ABD’de hafta içerisinde açıklanan stok rakamlarının yanı sıra, ABD – Çin ticaret savaşına ilişkin yeni gelişmeler fiyatlamalar üzerinde önemli ölçüde hissedildi. Amerikan Petrol Enstitüsü stoklarda düşüş açıklarken bu durum petrol fiyatlarını yukarı çekmeye devam etti. Haftanın ikinci yarısında ise ABD Enerji Bilgi Dairesi’nin açıkladığı stok rakamları artışı işaret ederken, ABD – Çin gerilimi fiyatların düşmesine yol açan diğer faktör oldu. 

  Önümüzdeki hafta benzer başlıkların petrol fiyatlarında etkili olması beklenebilir. Bu nedenle stok rakamları ve ABD – Çin ticaret savaşına ilişkin başlıklar yakından izlenecek. 

  Ham petrolde önümüzdeki süreçte fiyatlamalar, 69,40 – 71,50 bölgesi ve üzerinde kaldığı müddetçe yükseliş beklentisi ön planda olabilir. Gerçekleşebilecek yükselişlerde 74,50 ve 76 seviyeleri hedeflenebilir. Bu seviyeler sonrasında 78 seviyesi gündeme gelebilir. Olası düşüşler 69,40 – 71,50 bölgesi ve üzerinde sınırlandığı müddetçe yeni yükseliş potansiyeli oluşabilir. Dolayısıyla düşüş isteğinin bu aşamadan itibaren etkin kalabilmesi için 69,40 seviyesi altındaki seyri görmek gerekebilir. Bu durumda 67,20 seviyesi gündeme gelebilir. 

  Brent petrolde önümüzdeki süreçte fiyatlamalar, desteklediği 71,10 – 76 bölgesi üzerinde kaldığı müddetçe yükseliş beklentisi ön planda olabilir.
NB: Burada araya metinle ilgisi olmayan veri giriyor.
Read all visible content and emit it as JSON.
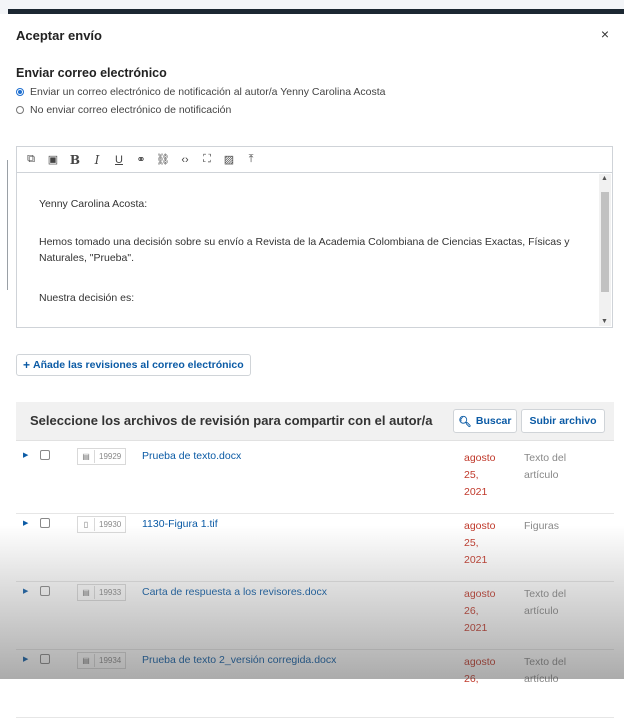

Gerçekleşebilecek yükselişlerde 78,50 seviyesi sonrasında 80,45 ve 83,50 seviyeleri hedeflenebilir. Olası düşüşler 71,10 – 76 bölgesi üzerinde sınırlandığı müddetçe yeni yükseliş potansiyeli oluşabilir. 76 seviyesi altındaki fiyatlama ve günlük kapanışlar, önemli bir düzeltme bölgesi olan bu alanda geri çekilme eğilimine neden olabilir. Düşüşün bu aşamadan itibaren ana beklenti haline gelebilmesi için ise 71,10 seviyesinin altındaki seyri ve günlük kapanışları görmek gerekebilir.